Taylor Swift, Travis Kelce. Getty Images (2)
Taylor Swift has found her lyrical muse in Travis Kelce, and The Tortured Poets Department proves that.
While fans quickly deduced that Swift’s songs “The Alchemy” and “So High School” were penned about Kelce, 34, others realized that “The Albatross” has subtle references to the Kansas City Chiefs tight end, too.
“Cautions issued, he stood / Shooting the messengers / They tried to warn him about her, “ Swift, 34, sings on “The Albatross,” which dropped on Friday, April 19. “Cross your thoughtless heart / Only liquor anoints you / She’s the albatross / She is here to destroy you.”
She continues, “Devils that you know / Raise worse hell than a stranger / She’s the death you chose / You’re in terrible danger.”
Eagle-eyed Swifties have theorized that the lyrical warning was referring to NFL fan criticism Kelce, 34, received when he started dating the pop star in 2023.
“Everybody was telling Travis, ‘Be careful, don’t get with her. She’ll ruin your career,’” one social media user said via TikTok. “‘Are you paying attention to football? Is she weighing you down? Is he no longer good because he’s dating Taylor Swift?’ That was the entire middle part of their relationship when everybody was so pissed they saw her on the screen.”

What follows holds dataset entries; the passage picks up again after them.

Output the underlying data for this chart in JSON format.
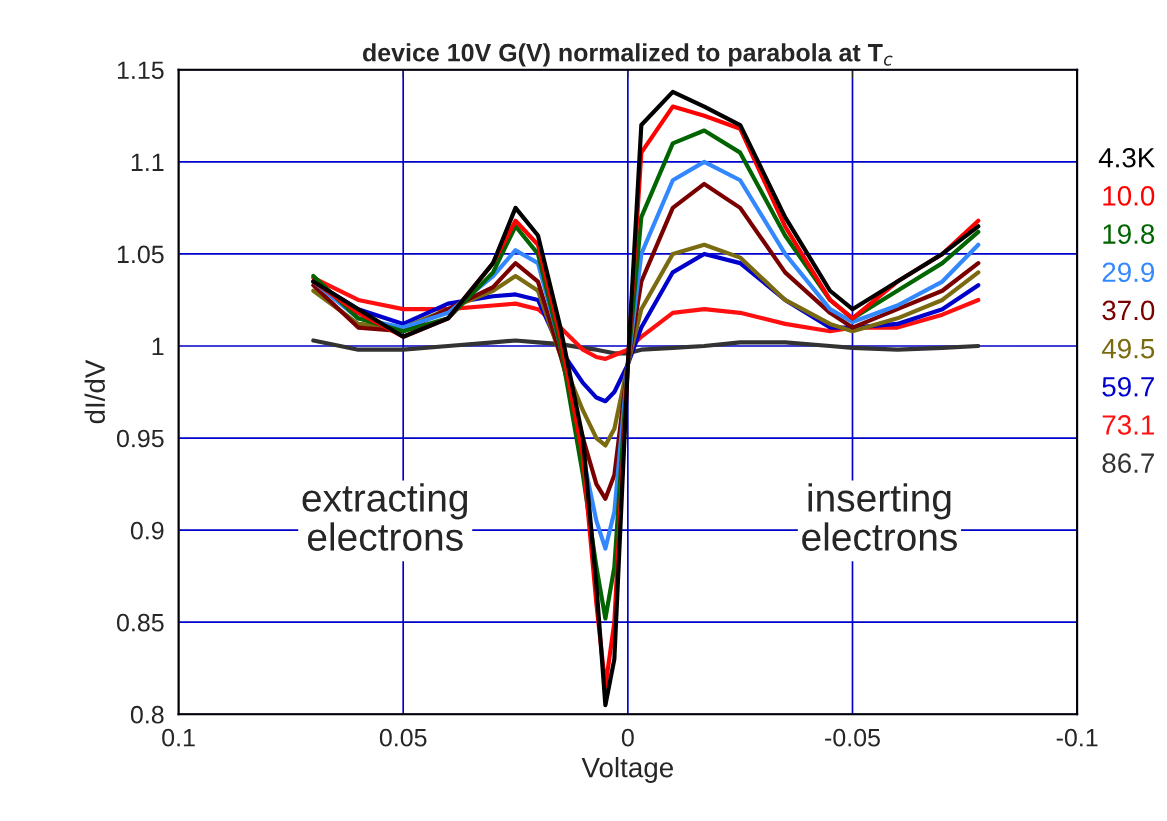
{
  "chart_data": {
    "type": "line",
    "title": "device 10V G(V) normalized to parabola at T$_{c}$",
    "xlabel": "Voltage",
    "ylabel": "dI/dV",
    "x": [
      0.07,
      0.06,
      0.05,
      0.04,
      0.03,
      0.025,
      0.02,
      0.015,
      0.01,
      0.007,
      0.005,
      0.003,
      0.0,
      -0.003,
      -0.01,
      -0.017,
      -0.025,
      -0.035,
      -0.045,
      -0.05,
      -0.06,
      -0.07,
      -0.078
    ],
    "series": [
      {
        "name": "4.3K",
        "color": "#000000",
        "values": [
          1.035,
          1.02,
          1.005,
          1.015,
          1.045,
          1.075,
          1.06,
          1.01,
          0.95,
          0.87,
          0.805,
          0.83,
          0.99,
          1.12,
          1.138,
          1.13,
          1.12,
          1.07,
          1.03,
          1.02,
          1.035,
          1.05,
          1.065
        ]
      },
      {
        "name": "10.0",
        "color": "#ff0000",
        "values": [
          1.035,
          1.018,
          1.005,
          1.015,
          1.045,
          1.068,
          1.055,
          1.005,
          0.94,
          0.86,
          0.815,
          0.85,
          0.99,
          1.105,
          1.13,
          1.125,
          1.118,
          1.065,
          1.025,
          1.015,
          1.035,
          1.05,
          1.068
        ]
      },
      {
        "name": "19.8",
        "color": "#006400",
        "values": [
          1.038,
          1.015,
          1.008,
          1.015,
          1.04,
          1.065,
          1.05,
          1.0,
          0.93,
          0.88,
          0.852,
          0.88,
          0.99,
          1.07,
          1.11,
          1.117,
          1.105,
          1.06,
          1.025,
          1.015,
          1.03,
          1.045,
          1.062
        ]
      },
      {
        "name": "29.9",
        "color": "#3388ff",
        "values": [
          1.035,
          1.015,
          1.01,
          1.018,
          1.038,
          1.052,
          1.045,
          1.0,
          0.94,
          0.905,
          0.89,
          0.91,
          0.99,
          1.05,
          1.09,
          1.1,
          1.09,
          1.05,
          1.02,
          1.013,
          1.022,
          1.035,
          1.055
        ]
      },
      {
        "name": "37.0",
        "color": "#7a0000",
        "values": [
          1.033,
          1.01,
          1.008,
          1.02,
          1.032,
          1.045,
          1.035,
          0.995,
          0.95,
          0.925,
          0.917,
          0.93,
          0.99,
          1.035,
          1.075,
          1.088,
          1.075,
          1.04,
          1.018,
          1.01,
          1.02,
          1.03,
          1.045
        ]
      },
      {
        "name": "49.5",
        "color": "#7a6a10",
        "values": [
          1.03,
          1.012,
          1.01,
          1.02,
          1.03,
          1.038,
          1.03,
          0.995,
          0.965,
          0.95,
          0.946,
          0.955,
          0.99,
          1.02,
          1.05,
          1.055,
          1.048,
          1.025,
          1.012,
          1.008,
          1.015,
          1.025,
          1.04
        ]
      },
      {
        "name": "59.7",
        "color": "#0000cc",
        "values": [
          1.035,
          1.02,
          1.012,
          1.023,
          1.027,
          1.028,
          1.025,
          0.998,
          0.98,
          0.972,
          0.97,
          0.975,
          0.99,
          1.01,
          1.04,
          1.05,
          1.045,
          1.025,
          1.01,
          1.01,
          1.012,
          1.02,
          1.033
        ]
      },
      {
        "name": "73.1",
        "color": "#ff1010",
        "values": [
          1.037,
          1.025,
          1.02,
          1.02,
          1.022,
          1.023,
          1.02,
          1.01,
          0.998,
          0.994,
          0.993,
          0.995,
          0.998,
          1.005,
          1.018,
          1.02,
          1.018,
          1.012,
          1.008,
          1.01,
          1.01,
          1.017,
          1.025
        ]
      },
      {
        "name": "86.7",
        "color": "#333333",
        "values": [
          1.003,
          0.998,
          0.998,
          1.0,
          1.002,
          1.003,
          1.002,
          1.001,
          0.999,
          0.998,
          0.997,
          0.996,
          0.996,
          0.998,
          0.999,
          1.0,
          1.002,
          1.002,
          1.0,
          0.999,
          0.998,
          0.999,
          1.0
        ]
      }
    ],
    "annotations": [
      "extracting\nelectrons",
      "inserting\nelectrons"
    ],
    "xlim": [
      0.1,
      -0.1
    ],
    "xticks": [
      0.1,
      0.05,
      0,
      -0.05,
      -0.1
    ],
    "ylim": [
      0.8,
      1.15
    ],
    "yticks": [
      0.8,
      0.85,
      0.9,
      0.95,
      1,
      1.05,
      1.1,
      1.15
    ],
    "grid": true,
    "legend": "right",
    "marker": "none",
    "line_style": "solid"
  }
}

Swift and Kelce started dating in summer 2023 after a missed connection at her Eras Tour that July. They took their romance to the next level when she went to her first Chiefs game in September 2023. Despite Swift eagerly embracing football for the first time, die-hard sports enthusiasts lamented that she was shown on broadcasts more than the game itself and thought Kelce’s stats would be negatively affected. (The beliefs were ultimately proven to be false as Kelce broke many receiving records and helped the Chiefs clinch a second consecutive Super Bowl trophy.)
Taylor Swift at Chicago Bears vs the Kansas City Chiefs game, 2023. Jason Hanna/Getty Images
“I don’t know how they know what suite I’m in. There’s a camera, like, a half-mile away, and you don’t know where it is, and you have no idea when the camera is putting you in the broadcast, so I don’t know if I’m being shown 17 times or once,” Swift told TIME in her 2023 Person of the Year profile. “I’m just there to support Travis. I have no awareness of if I’m being shown too much and pissing off a few dads, Brads and Chads.”

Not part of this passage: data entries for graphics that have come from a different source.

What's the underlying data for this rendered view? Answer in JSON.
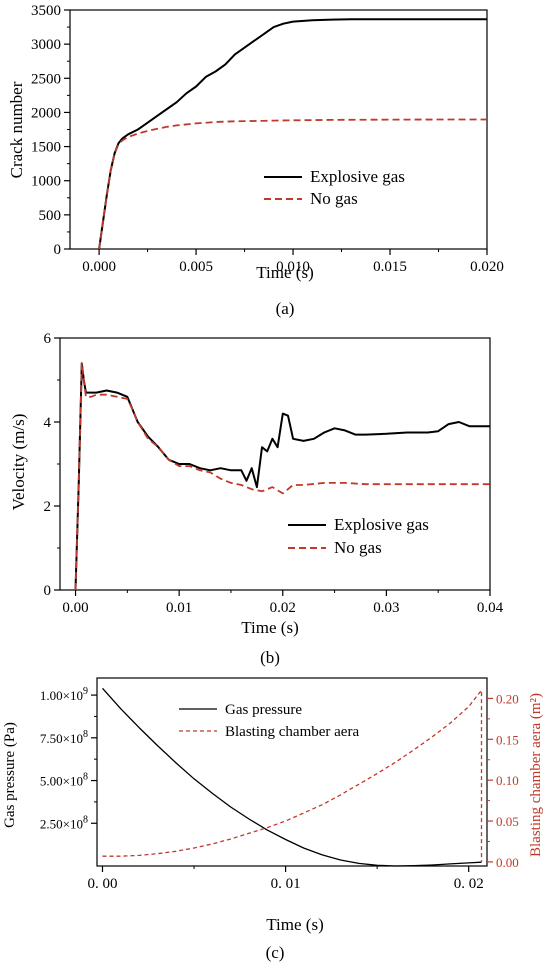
{
  "colors": {
    "black": "#000000",
    "red": "#c0392b",
    "axis": "#000000"
  },
  "panel_labels": [
    "(a)",
    "(b)",
    "(c)"
  ],
  "chart_data": [
    {
      "type": "line",
      "label": "(a)",
      "xlabel": "Time (s)",
      "ylabel": "Crack number",
      "xlim": [
        -0.0015,
        0.02
      ],
      "ylim": [
        0,
        3500
      ],
      "x_ticks": [
        0.0,
        0.005,
        0.01,
        0.015,
        0.02
      ],
      "x_tick_labels": [
        "0.000",
        "0.005",
        "0.010",
        "0.015",
        "0.020"
      ],
      "y_ticks": [
        0,
        500,
        1000,
        1500,
        2000,
        2500,
        3000,
        3500
      ],
      "y_tick_labels": [
        "0",
        "500",
        "1000",
        "1500",
        "2000",
        "2500",
        "3000",
        "3500"
      ],
      "legend_position": "center-right",
      "series": [
        {
          "name": "Explosive gas",
          "color": "#000000",
          "dash": "solid",
          "x": [
            0.0,
            0.0002,
            0.0004,
            0.0006,
            0.0008,
            0.001,
            0.0012,
            0.0015,
            0.002,
            0.0025,
            0.003,
            0.0035,
            0.004,
            0.0045,
            0.005,
            0.0055,
            0.006,
            0.0065,
            0.007,
            0.0075,
            0.008,
            0.0085,
            0.009,
            0.0095,
            0.01,
            0.011,
            0.012,
            0.013,
            0.014,
            0.015,
            0.016,
            0.017,
            0.018,
            0.019,
            0.02
          ],
          "y": [
            0,
            400,
            800,
            1150,
            1400,
            1550,
            1620,
            1680,
            1750,
            1850,
            1950,
            2050,
            2150,
            2280,
            2380,
            2520,
            2600,
            2700,
            2850,
            2950,
            3050,
            3150,
            3250,
            3300,
            3330,
            3350,
            3360,
            3365,
            3365,
            3365,
            3365,
            3365,
            3365,
            3365,
            3365
          ]
        },
        {
          "name": "No gas",
          "color": "#c0392b",
          "dash": "dashed",
          "x": [
            0.0,
            0.0002,
            0.0004,
            0.0006,
            0.0008,
            0.001,
            0.0012,
            0.0015,
            0.002,
            0.0025,
            0.003,
            0.0035,
            0.004,
            0.005,
            0.006,
            0.007,
            0.008,
            0.009,
            0.01,
            0.012,
            0.014,
            0.016,
            0.018,
            0.02
          ],
          "y": [
            0,
            400,
            800,
            1150,
            1400,
            1530,
            1590,
            1640,
            1690,
            1730,
            1760,
            1790,
            1810,
            1840,
            1860,
            1870,
            1875,
            1880,
            1885,
            1890,
            1893,
            1895,
            1896,
            1897
          ]
        }
      ]
    },
    {
      "type": "line",
      "label": "(b)",
      "xlabel": "Time (s)",
      "ylabel": "Velocity (m/s)",
      "xlim": [
        -0.0015,
        0.04
      ],
      "ylim": [
        0,
        6
      ],
      "x_ticks": [
        0.0,
        0.01,
        0.02,
        0.03,
        0.04
      ],
      "x_tick_labels": [
        "0.00",
        "0.01",
        "0.02",
        "0.03",
        "0.04"
      ],
      "y_ticks": [
        0,
        2,
        4,
        6
      ],
      "y_tick_labels": [
        "0",
        "2",
        "4",
        "6"
      ],
      "legend_position": "lower-right",
      "series": [
        {
          "name": "Explosive gas",
          "color": "#000000",
          "dash": "solid",
          "x": [
            0.0,
            0.0003,
            0.0006,
            0.0008,
            0.001,
            0.0015,
            0.002,
            0.003,
            0.004,
            0.005,
            0.0055,
            0.006,
            0.007,
            0.008,
            0.009,
            0.01,
            0.011,
            0.012,
            0.013,
            0.014,
            0.015,
            0.016,
            0.0165,
            0.017,
            0.0175,
            0.018,
            0.0185,
            0.019,
            0.0195,
            0.02,
            0.0205,
            0.021,
            0.022,
            0.023,
            0.024,
            0.025,
            0.026,
            0.027,
            0.028,
            0.03,
            0.032,
            0.034,
            0.035,
            0.036,
            0.037,
            0.038,
            0.039,
            0.04
          ],
          "y": [
            0,
            2.5,
            5.4,
            5.0,
            4.7,
            4.7,
            4.7,
            4.75,
            4.7,
            4.6,
            4.3,
            4.0,
            3.65,
            3.4,
            3.1,
            3.0,
            3.0,
            2.9,
            2.85,
            2.9,
            2.85,
            2.85,
            2.6,
            2.9,
            2.45,
            3.4,
            3.3,
            3.6,
            3.4,
            4.2,
            4.15,
            3.6,
            3.55,
            3.6,
            3.75,
            3.85,
            3.8,
            3.7,
            3.7,
            3.72,
            3.75,
            3.75,
            3.78,
            3.95,
            4.0,
            3.9,
            3.9,
            3.9
          ]
        },
        {
          "name": "No gas",
          "color": "#c0392b",
          "dash": "dashed",
          "x": [
            0.0,
            0.0003,
            0.0006,
            0.0008,
            0.001,
            0.0015,
            0.002,
            0.003,
            0.004,
            0.005,
            0.0055,
            0.006,
            0.007,
            0.008,
            0.009,
            0.01,
            0.011,
            0.012,
            0.013,
            0.014,
            0.015,
            0.016,
            0.017,
            0.018,
            0.019,
            0.02,
            0.021,
            0.022,
            0.024,
            0.026,
            0.028,
            0.03,
            0.032,
            0.034,
            0.036,
            0.038,
            0.04
          ],
          "y": [
            0,
            2.5,
            5.4,
            5.0,
            4.6,
            4.6,
            4.65,
            4.65,
            4.6,
            4.55,
            4.3,
            4.0,
            3.6,
            3.4,
            3.1,
            2.95,
            2.95,
            2.85,
            2.8,
            2.65,
            2.55,
            2.5,
            2.4,
            2.35,
            2.45,
            2.3,
            2.5,
            2.5,
            2.55,
            2.55,
            2.52,
            2.52,
            2.52,
            2.52,
            2.52,
            2.52,
            2.52
          ]
        }
      ]
    },
    {
      "type": "line",
      "label": "(c)",
      "xlabel": "Time (s)",
      "ylabel": "Gas pressure (Pa)",
      "ylabel_right": "Blasting chamber aera (m²)",
      "xlim": [
        -0.0003,
        0.021
      ],
      "ylim": [
        0,
        1100000000.0
      ],
      "ylim_right": [
        -0.005,
        0.225
      ],
      "x_ticks": [
        0.0,
        0.01,
        0.02
      ],
      "x_tick_labels": [
        "0. 00",
        "0. 01",
        "0. 02"
      ],
      "y_ticks": [
        250000000.0,
        500000000.0,
        750000000.0,
        1000000000.0
      ],
      "y_tick_labels": [
        {
          "mantissa": "2.50",
          "exponent": "8"
        },
        {
          "mantissa": "5.00",
          "exponent": "8"
        },
        {
          "mantissa": "7.50",
          "exponent": "8"
        },
        {
          "mantissa": "1.00",
          "exponent": "9"
        }
      ],
      "y_ticks_right": [
        0.0,
        0.05,
        0.1,
        0.15,
        0.2
      ],
      "y_tick_labels_right": [
        "0.00",
        "0.05",
        "0.10",
        "0.15",
        "0.20"
      ],
      "legend_position": "top-center",
      "series": [
        {
          "name": "Gas pressure",
          "color": "#000000",
          "dash": "solid",
          "axis": "left",
          "x": [
            0.0,
            0.001,
            0.002,
            0.003,
            0.004,
            0.005,
            0.006,
            0.007,
            0.008,
            0.009,
            0.01,
            0.011,
            0.012,
            0.013,
            0.014,
            0.015,
            0.016,
            0.017,
            0.018,
            0.019,
            0.02,
            0.0207
          ],
          "y": [
            1040000000.0,
            920000000.0,
            810000000.0,
            705000000.0,
            605000000.0,
            510000000.0,
            425000000.0,
            345000000.0,
            275000000.0,
            210000000.0,
            155000000.0,
            105000000.0,
            65000000.0,
            35000000.0,
            15000000.0,
            4000000.0,
            0,
            2000000.0,
            6000000.0,
            12000000.0,
            18000000.0,
            22000000.0
          ]
        },
        {
          "name": "Blasting chamber aera",
          "color": "#c0392b",
          "dash": "dashed",
          "axis": "right",
          "x": [
            0.0,
            0.001,
            0.002,
            0.003,
            0.004,
            0.005,
            0.006,
            0.007,
            0.008,
            0.009,
            0.01,
            0.011,
            0.012,
            0.013,
            0.014,
            0.015,
            0.016,
            0.017,
            0.018,
            0.019,
            0.02,
            0.0207,
            0.0207
          ],
          "y": [
            0.007,
            0.007,
            0.008,
            0.01,
            0.013,
            0.017,
            0.022,
            0.028,
            0.035,
            0.042,
            0.05,
            0.06,
            0.07,
            0.082,
            0.095,
            0.108,
            0.122,
            0.137,
            0.153,
            0.17,
            0.19,
            0.21,
            0.0
          ]
        }
      ]
    }
  ]
}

Since hearing “The Albatross,” other Swifties have noticed that the track seemingly highlights the unexpected situations and “baggage” that comes with being in a relationship with Swift.
“The first verse talks about someone warning a suitor about dating her. Love is fragile, don’t let the winds that come with her fame snuff it out,” an X user theorized. “You shouldn’t date her, it will blow up the tabloids.”
They added, “The second verse is about how she is shut away for the good of her potential partners. She’s the bad seed and the temptress, so shutting her away reduces the danger (less dagger to sharpen). But she escapes confinement anyway to visit her partner (who dgaf about the danger).”
Kelce, for his part, has made it clear that he understands the “good reason” why people “care” about Swift so much and asserted that he’s enjoying their public and private life together.
Another social media fan pointed out that “The Albatross” is about “men [being] scared of falling” for Swift since she’s a so-called “man-eater and serial dater,” but they date her regardless. A separate social media user posited that the NFL critics — not Kelce — made Swift feel like an albatross.
“Given everyone warned Trav he was distracted all because of her, the football dudes made her feel she was the albatross around his neck,” the X user wrote. “He never made her feel that way and cast off all the doomsayers. In fact, he played better when she was there.”
The term “albatross” has multiple meanings, referring to either an oceanic bird, a source of frustration and guilt, or a “double eagle” move in golf. If a person is called an albatross, it typically means said individual is a psychological burden. The albatross is also one of Swift’s many literary references as the bird appears in Samuel Taylor Coleridge’s poem “The Rime of the Ancient Mariner,” which is interpreted as a story of salvation.